Increasing cases of missing children in Eastlands as thieves capitalise on overcrowding

Davina Kaloki holding an abandoned child at Nakuru Children's office at Bondeni, Nakuru. [Kipsang Joseph/Standard]

Inside the many high-rise flats in Pipeline Estate in Embakasi, Nairobi, live painful hearts.

With each passing day, parents struggle to come to terms with the fact that their children are at risk of disappearing.

“Who is stealing our children and where do they take them?” They ask, but they never seem to get an answer.

Children, both young and old continue to disappear under mysterious circumstances. 

Posters and flyers announcing lost children are all over the estate, on walls, gates and electricity posts.

Everlyne Ndimuli, 47, a mother of four is one of the parents whose daughter disappeared two years ago. The family doubts they will ever find her, alive. “My daughter Yvonne Akhavere got lost in 2018 when she was eight years old. She walked out of the house one afternoon during a mid-term break and never returned. When I came back from work in the evening, I found the door closed from outside,” Ms Ndimuli says.

“I thought she had gone to her friend’s house so I just waited for her to come but never did, I have searched in all the places I thought she could be in vain.” 

She reported the matter at the nearest police station the following morning but 24 months later, the police do not know where her daughter is or what could have happened to her.

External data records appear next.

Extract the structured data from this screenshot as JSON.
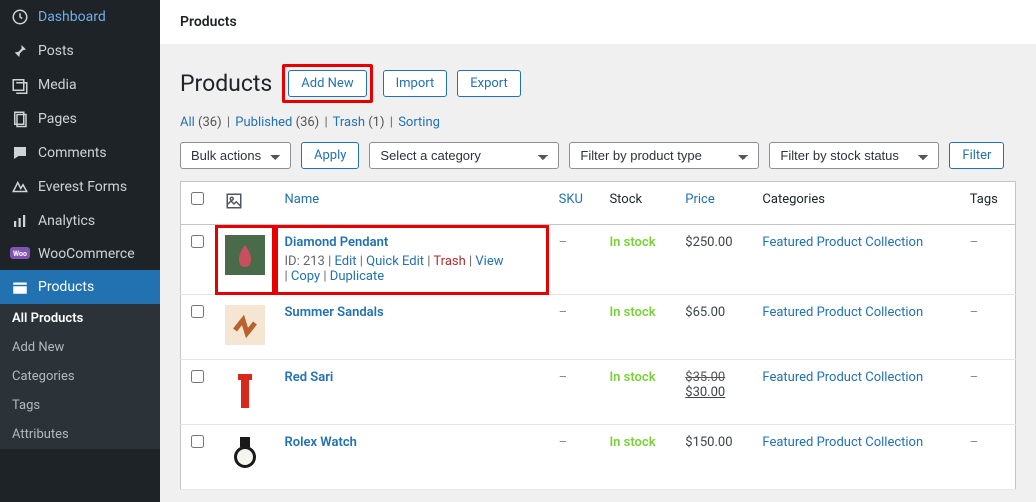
{
  "sidebar": {
    "items": [
      {
        "label": "Dashboard",
        "icon": "dashboard"
      },
      {
        "label": "Posts",
        "icon": "pin"
      },
      {
        "label": "Media",
        "icon": "media"
      },
      {
        "label": "Pages",
        "icon": "pages"
      },
      {
        "label": "Comments",
        "icon": "comments"
      },
      {
        "label": "Everest Forms",
        "icon": "forms"
      },
      {
        "label": "Analytics",
        "icon": "analytics"
      },
      {
        "label": "WooCommerce",
        "icon": "woo"
      },
      {
        "label": "Products",
        "icon": "products"
      }
    ],
    "sub": [
      {
        "label": "All Products",
        "active": true
      },
      {
        "label": "Add New"
      },
      {
        "label": "Categories"
      },
      {
        "label": "Tags"
      },
      {
        "label": "Attributes"
      }
    ]
  },
  "topbar": {
    "title": "Products"
  },
  "header": {
    "title": "Products",
    "add_new": "Add New",
    "import": "Import",
    "export": "Export"
  },
  "status_links": {
    "all": "All",
    "all_count": "(36)",
    "published": "Published",
    "published_count": "(36)",
    "trash": "Trash",
    "trash_count": "(1)",
    "sorting": "Sorting"
  },
  "filters": {
    "bulk": "Bulk actions",
    "apply": "Apply",
    "category": "Select a category",
    "ptype": "Filter by product type",
    "stock": "Filter by stock status",
    "filter": "Filter"
  },
  "table": {
    "head": {
      "name": "Name",
      "sku": "SKU",
      "stock": "Stock",
      "price": "Price",
      "categories": "Categories",
      "tags": "Tags"
    },
    "rows": [
      {
        "name": "Diamond Pendant",
        "id": "ID: 213",
        "sku": "–",
        "stock": "In stock",
        "price": "$250.00",
        "categories": "Featured Product Collection",
        "tags": "–",
        "actions": {
          "edit": "Edit",
          "quick": "Quick Edit",
          "trash": "Trash",
          "view": "View",
          "copy": "Copy",
          "dup": "Duplicate"
        }
      },
      {
        "name": "Summer Sandals",
        "sku": "–",
        "stock": "In stock",
        "price": "$65.00",
        "categories": "Featured Product Collection",
        "tags": "–"
      },
      {
        "name": "Red Sari",
        "sku": "–",
        "stock": "In stock",
        "price_old": "$35.00",
        "price_new": "$30.00",
        "categories": "Featured Product Collection",
        "tags": "–"
      },
      {
        "name": "Rolex Watch",
        "sku": "–",
        "stock": "In stock",
        "price": "$150.00",
        "categories": "Featured Product Collection",
        "tags": "–"
      }
    ]
  }
}
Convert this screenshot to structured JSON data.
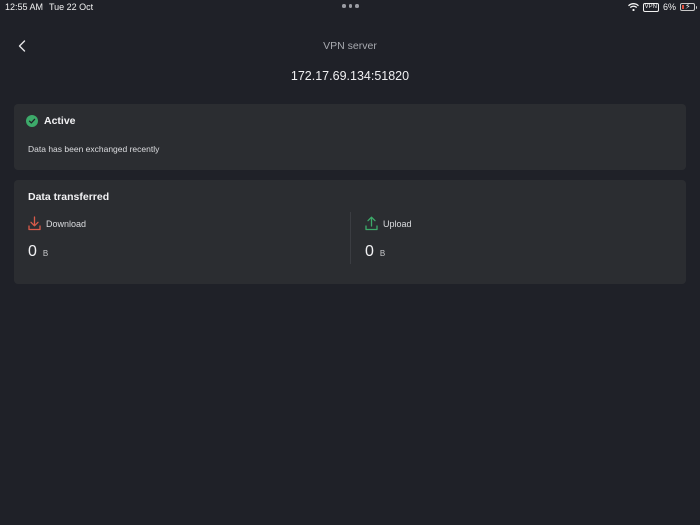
{
  "status_bar": {
    "time": "12:55 AM",
    "date": "Tue 22 Oct",
    "vpn": "VPN",
    "battery": "6%"
  },
  "nav": {
    "title": "VPN server"
  },
  "server": {
    "address": "172.17.69.134:51820"
  },
  "status_card": {
    "label": "Active",
    "description": "Data has been exchanged recently"
  },
  "data_card": {
    "title": "Data transferred",
    "download": {
      "label": "Download",
      "value": "0",
      "unit": "B"
    },
    "upload": {
      "label": "Upload",
      "value": "0",
      "unit": "B"
    }
  },
  "colors": {
    "background": "#1f2128",
    "card": "#2b2d31",
    "active_green": "#3daa6a",
    "download_red": "#d95b4a",
    "upload_green": "#3daa6a"
  },
  "icons": [
    "wifi-icon",
    "back-chevron-icon",
    "check-circle-icon",
    "download-icon",
    "upload-icon",
    "battery-icon"
  ]
}
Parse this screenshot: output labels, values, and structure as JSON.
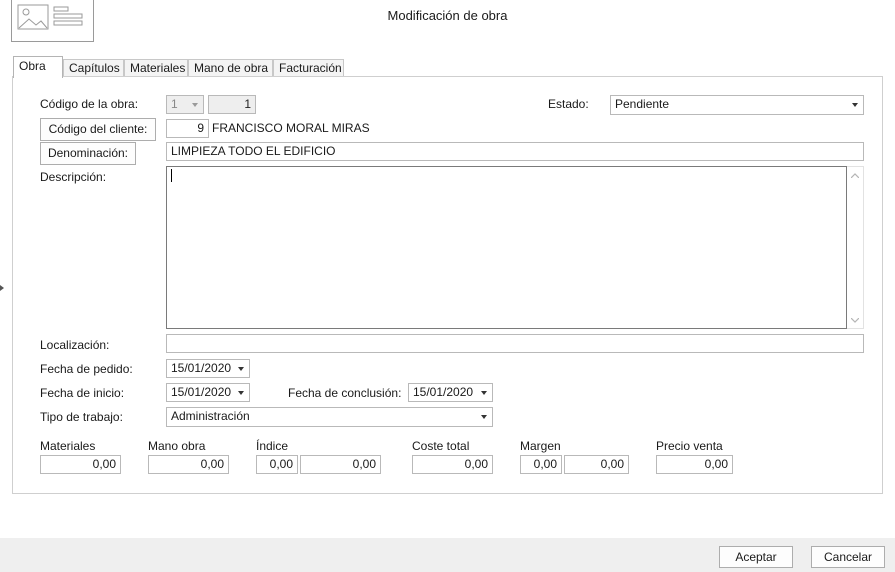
{
  "window": {
    "title": "Modificación de obra"
  },
  "tabs": [
    "Obra",
    "Capítulos",
    "Materiales",
    "Mano de obra",
    "Facturación"
  ],
  "form": {
    "codigo_obra": {
      "label": "Código de la obra:",
      "serie": "1",
      "numero": "1"
    },
    "estado": {
      "label": "Estado:",
      "value": "Pendiente"
    },
    "cliente": {
      "label": "Código del cliente:",
      "codigo": "9",
      "nombre": "FRANCISCO MORAL MIRAS"
    },
    "denominacion": {
      "label": "Denominación:",
      "value": "LIMPIEZA TODO EL EDIFICIO"
    },
    "descripcion": {
      "label": "Descripción:",
      "value": ""
    },
    "localizacion": {
      "label": "Localización:",
      "value": ""
    },
    "fecha_pedido": {
      "label": "Fecha de pedido:",
      "value": "15/01/2020"
    },
    "fecha_inicio": {
      "label": "Fecha de inicio:",
      "value": "15/01/2020"
    },
    "fecha_conclusion": {
      "label": "Fecha de conclusión:",
      "value": "15/01/2020"
    },
    "tipo_trabajo": {
      "label": "Tipo de trabajo:",
      "value": "Administración"
    }
  },
  "totals": {
    "materiales": {
      "label": "Materiales",
      "value": "0,00"
    },
    "mano_obra": {
      "label": "Mano obra",
      "value": "0,00"
    },
    "indice": {
      "label": "Índice",
      "value1": "0,00",
      "value2": "0,00"
    },
    "coste_total": {
      "label": "Coste total",
      "value": "0,00"
    },
    "margen": {
      "label": "Margen",
      "value1": "0,00",
      "value2": "0,00"
    },
    "precio_venta": {
      "label": "Precio venta",
      "value": "0,00"
    }
  },
  "buttons": {
    "accept": "Aceptar",
    "cancel": "Cancelar"
  },
  "icons": {
    "logo": "image-placeholder-icon",
    "dropdown": "chevron-down-icon"
  }
}
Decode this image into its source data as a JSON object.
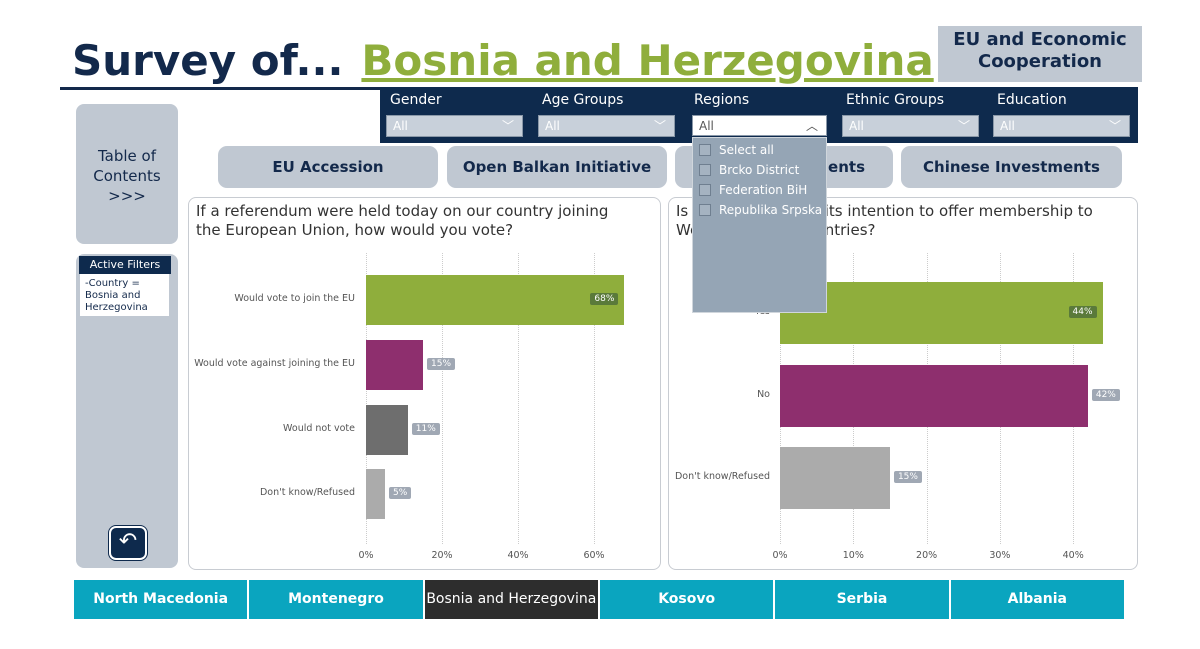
{
  "header": {
    "title_prefix": "Survey of...",
    "country": "Bosnia and Herzegovina",
    "section": "EU and Economic Cooperation"
  },
  "filters": [
    {
      "label": "Gender",
      "value": "All"
    },
    {
      "label": "Age Groups",
      "value": "All"
    },
    {
      "label": "Regions",
      "value": "All"
    },
    {
      "label": "Ethnic Groups",
      "value": "All"
    },
    {
      "label": "Education",
      "value": "All"
    }
  ],
  "regions_dropdown": {
    "options": [
      "Select all",
      "Brcko District",
      "Federation BiH",
      "Republika Srpska"
    ]
  },
  "sidebar": {
    "toc": "Table of Contents >>>",
    "active_filters_title": "Active Filters",
    "active_filters_text": "-Country = Bosnia and Herzegovina",
    "back_icon": "back-arrow-icon"
  },
  "tabs": [
    "EU Accession",
    "Open Balkan Initiative",
    "Investments",
    "Chinese Investments"
  ],
  "colors": {
    "navy": "#0e2a4d",
    "green": "#8fae3c",
    "magenta": "#8e2f6e",
    "darkgray": "#6e6e6e",
    "lightgray": "#ababab",
    "teal": "#0aa5bf"
  },
  "chart_data": [
    {
      "type": "bar",
      "orientation": "horizontal",
      "title": "If a referendum were held today on our country joining the European Union, how would you vote?",
      "categories": [
        "Would vote to join the EU",
        "Would vote against joining the EU",
        "Would not vote",
        "Don't know/Refused"
      ],
      "values": [
        68,
        15,
        11,
        5
      ],
      "data_labels": [
        "68%",
        "15%",
        "11%",
        "5%"
      ],
      "bar_colors": [
        "#8fae3c",
        "#8e2f6e",
        "#6e6e6e",
        "#ababab"
      ],
      "xlim": [
        0,
        70
      ],
      "xticks": [
        "0%",
        "20%",
        "40%",
        "60%"
      ],
      "grid": true
    },
    {
      "type": "bar",
      "orientation": "horizontal",
      "title": "Is the EU serious in its intention to offer membership to Western Balkan countries?",
      "categories": [
        "Yes",
        "No",
        "Don't know/Refused"
      ],
      "values": [
        44,
        42,
        15
      ],
      "data_labels": [
        "44%",
        "42%",
        "15%"
      ],
      "bar_colors": [
        "#8fae3c",
        "#8e2f6e",
        "#ababab"
      ],
      "xlim": [
        0,
        45
      ],
      "xticks": [
        "0%",
        "10%",
        "20%",
        "30%",
        "40%"
      ],
      "grid": true
    }
  ],
  "nav": [
    "North Macedonia",
    "Montenegro",
    "Bosnia and Herzegovina",
    "Kosovo",
    "Serbia",
    "Albania"
  ],
  "nav_active": 2
}
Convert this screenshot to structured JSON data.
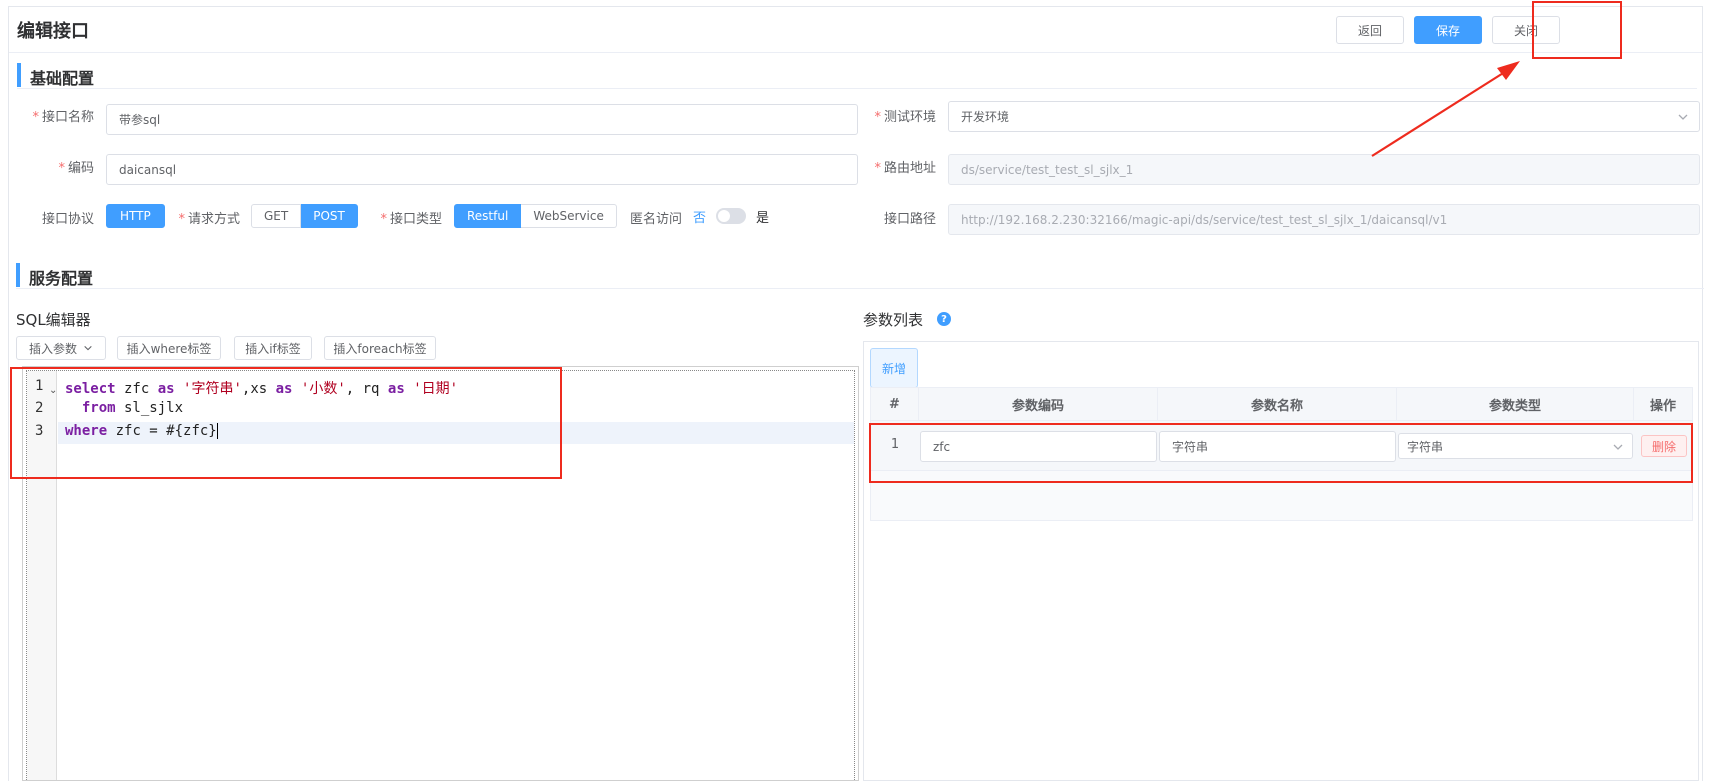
{
  "header": {
    "title": "编辑接口",
    "back_label": "返回",
    "save_label": "保存",
    "close_label": "关闭"
  },
  "sections": {
    "basic": "基础配置",
    "service": "服务配置"
  },
  "form": {
    "name_label": "接口名称",
    "name_value": "带参sql",
    "code_label": "编码",
    "code_value": "daicansql",
    "env_label": "测试环境",
    "env_value": "开发环境",
    "route_label": "路由地址",
    "route_value": "ds/service/test_test_sl_sjlx_1",
    "path_label": "接口路径",
    "path_value": "http://192.168.2.230:32166/magic-api/ds/service/test_test_sl_sjlx_1/daicansql/v1",
    "protocol_label": "接口协议",
    "protocol_value": "HTTP",
    "method_label": "请求方式",
    "method_options": [
      "GET",
      "POST"
    ],
    "method_selected": "POST",
    "type_label": "接口类型",
    "type_options": [
      "Restful",
      "WebService"
    ],
    "type_selected": "Restful",
    "anon_label": "匿名访问",
    "anon_off": "否",
    "anon_on": "是"
  },
  "sql_editor": {
    "title": "SQL编辑器",
    "insert_param": "插入参数",
    "insert_where": "插入where标签",
    "insert_if": "插入if标签",
    "insert_foreach": "插入foreach标签",
    "line_numbers": [
      "1",
      "2",
      "3"
    ],
    "line1": {
      "kw1": "select",
      "t1": " zfc ",
      "kw2": "as",
      "s1": " '字符串'",
      "t2": ",xs ",
      "kw3": "as",
      "s2": " '小数'",
      "t3": ", rq ",
      "kw4": "as",
      "s3": " '日期'"
    },
    "line2": {
      "indent": "  ",
      "kw1": "from",
      "t1": " sl_sjlx"
    },
    "line3": {
      "kw1": "where",
      "t1": " zfc = #{zfc}"
    }
  },
  "params": {
    "title": "参数列表",
    "help": "?",
    "add_label": "新增",
    "columns": [
      "#",
      "参数编码",
      "参数名称",
      "参数类型",
      "操作"
    ],
    "rows": [
      {
        "index": "1",
        "code": "zfc",
        "name": "字符串",
        "type": "字符串",
        "delete": "删除"
      }
    ]
  },
  "colors": {
    "primary": "#409eff",
    "annotation": "#ee2b1e",
    "danger": "#f56c6c"
  }
}
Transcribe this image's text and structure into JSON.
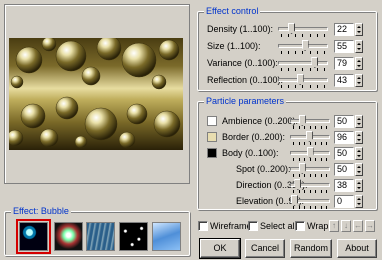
{
  "effect_control": {
    "title": "Effect control",
    "params": [
      {
        "label": "Density (1..100):",
        "value": "22",
        "pos": 0.22
      },
      {
        "label": "Size (1..100):",
        "value": "55",
        "pos": 0.55
      },
      {
        "label": "Variance (0..100):",
        "value": "79",
        "pos": 0.79
      },
      {
        "label": "Reflection (0..100):",
        "value": "43",
        "pos": 0.43
      }
    ]
  },
  "particle_parameters": {
    "title": "Particle parameters",
    "params": [
      {
        "label": "Ambience (0..200):",
        "value": "50",
        "pos": 0.25,
        "swatch": "#ffffff"
      },
      {
        "label": "Border (0..200):",
        "value": "96",
        "pos": 0.48,
        "swatch": "#e8ddb0"
      },
      {
        "label": "Body (0..100):",
        "value": "50",
        "pos": 0.5,
        "swatch": "#000000"
      },
      {
        "label": "Spot (0..200):",
        "value": "50",
        "pos": 0.25
      },
      {
        "label": "Direction (0..359):",
        "value": "38",
        "pos": 0.11
      },
      {
        "label": "Elevation (0..90):",
        "value": "0",
        "pos": 0.0
      }
    ]
  },
  "effect_group": {
    "title": "Effect: Bubble"
  },
  "checkboxes": {
    "wireframe": "Wireframe",
    "select_all": "Select all",
    "wrap": "Wrap"
  },
  "buttons": {
    "ok": "OK",
    "cancel": "Cancel",
    "random": "Random",
    "about": "About"
  }
}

And cons have tried to take advantage of her situation.

“I have spent Sh70,000 so far to pay people who claim to have the powers to trace my daughter to no avail. Her disappearance has been a great test to my marriage but God has kept us going. “I cry to God every single day praying that one day my daughter will come back home where she belongs,” she says.

Ndimuli is just one of the many parents in Eastlands, Nairobi County grappling with the pain of losing a child. About eight of the cases posted on Missing Child Kenya (MCK) website in the last quarter of 2019, were all from Eastlands.

The MCK is a community-led portal that works with organisations and individuals in the child protection sector and the public to help share information on missing children.

Data base

A baseline survey by the MCK shows that 710 cases of missing and lost children were recorded at police stations in Nairobi in 2012/13. Many more cases are never formally reported nor recorded. 

According to a 2019 report by the National Crime and Research Centre, Kenya was ranked 17 out of 19 on the list of countries where child kidnappings are rampant.

According to Maryana Munyendo, MCK Founder and Executive Director, currently, there is no database accounting for the number of missing children in the country. “Cases of missing children come from different sectors including schools, children homes and communities. We are trying to create partnerships with such institutions to create a nationwide data base,” Munyendo says. 

The National Police Service releases an annual crime report and while it contains statistical information on abduction cases, it does not contain specific data regarding missing children.

According to the International Centre for Exploited and Missing Children (ICMEC), eight million children go missing annually, translating to 22,000 cases every day around the world.

Abduction cases are higher in urban areas compared to rural areas according to Ms Munyendo, with informal settlements contributing to the highest numbers.

The much younger children, she says, get innocently lost because they are still not fully aware of physical surroundings. She attributes the high cases of missing male children to the belief that every home should have a male heir.

“People therefore steal children for this reason, custodial battles between parents and separation and children running away from abuse are also contributing factors to the growing numbers of missing children,” she adds.

Other reasons are truancy, child trafficking especially pre-teen girls for prostitution and child labour.  She pointed out that sexual predators are also on the prowl and strike in malls and shopping centres.

The incidences, she said, have also been accelerated by lack of a national missing child alert system. “We have started installing noticeboards in high traffic areas for missing children. We are doing our best to ensure missing and lost children are reunited with their families,” she says.